Most supervisors have dealt with an employee who believes his work performance is better than what it actually is. It’s a minority of employees who believe they are less than a “four-star” performer. But an employee who is so convinced of his personal value that he sues his employer for $75 million is a rarity, indeed. Yet, rare or not, that is precisely the case in Berry v. Kasowitz, Benson, Torres & Friedman, LLP.
According to Berry, he had a “distinguished” and “remarkable” career in the technology sector. Having “conquer[ed] Silicon Valley,” he decided to turn his talents to the legal profession, abandoning his technology endeavors to attend the prestigous University of Pennsylvania Law School. Upon graduation, he accepted a position with an equally prestigous law firm, Kasowitz, Benson, Torres & Friedman.
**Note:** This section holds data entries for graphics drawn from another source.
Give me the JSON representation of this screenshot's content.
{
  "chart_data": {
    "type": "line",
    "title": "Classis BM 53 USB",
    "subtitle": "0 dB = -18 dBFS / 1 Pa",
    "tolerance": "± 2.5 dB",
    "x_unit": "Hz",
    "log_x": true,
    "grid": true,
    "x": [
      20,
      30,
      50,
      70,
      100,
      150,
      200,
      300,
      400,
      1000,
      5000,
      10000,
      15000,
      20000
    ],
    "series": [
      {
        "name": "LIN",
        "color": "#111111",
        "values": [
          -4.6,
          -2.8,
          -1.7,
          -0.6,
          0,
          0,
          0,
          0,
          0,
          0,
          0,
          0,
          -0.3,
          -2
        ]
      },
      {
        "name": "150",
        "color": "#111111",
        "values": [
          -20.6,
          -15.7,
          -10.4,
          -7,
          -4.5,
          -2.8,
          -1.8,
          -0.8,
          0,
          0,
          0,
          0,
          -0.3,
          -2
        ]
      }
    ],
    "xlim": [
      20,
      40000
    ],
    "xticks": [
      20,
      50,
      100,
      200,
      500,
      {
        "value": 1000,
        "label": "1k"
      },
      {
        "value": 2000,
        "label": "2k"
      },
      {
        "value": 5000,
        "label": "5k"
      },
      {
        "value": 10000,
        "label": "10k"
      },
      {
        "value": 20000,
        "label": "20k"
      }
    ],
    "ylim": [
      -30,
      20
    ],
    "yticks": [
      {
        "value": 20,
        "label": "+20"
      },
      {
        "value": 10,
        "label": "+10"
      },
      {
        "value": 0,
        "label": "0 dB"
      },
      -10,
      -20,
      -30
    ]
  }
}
Ready to conquer the world of private practice, according to Berry, he “immediately began doing superlative work,” and “repeatedly found ways to improve the efficiency of work, or even the outcome of cases.” Unfortunately, though, he feels his genius went unappreciated.
Berry claims that he was terminated after he sent an email to the firm’s partners requesting additional work. In the email, Berry stated that it had “become clear that I have as much experience and ability as an associate many years my senior, as much skill writing, and a superior legal mind to most I have met.” Interestingly, prior to sending the email, Berry had been expressly warned not to “be so arrogant.” Apparently, he did not heed that advice.
Upon termination, Berry was presented with an “unconscionable” Separation Agreement, which he signed only under “economic duress.” Under the agreement, Berry received two months’ salary in exchange for a complete waiver of claims. Notwithstanding having executed the waiver and release, Berry sued filed suit, alleging 14 causes of action.
The lesson for employers? Beware the employee who is, perhaps, a bit to aware of his own “superlative” work.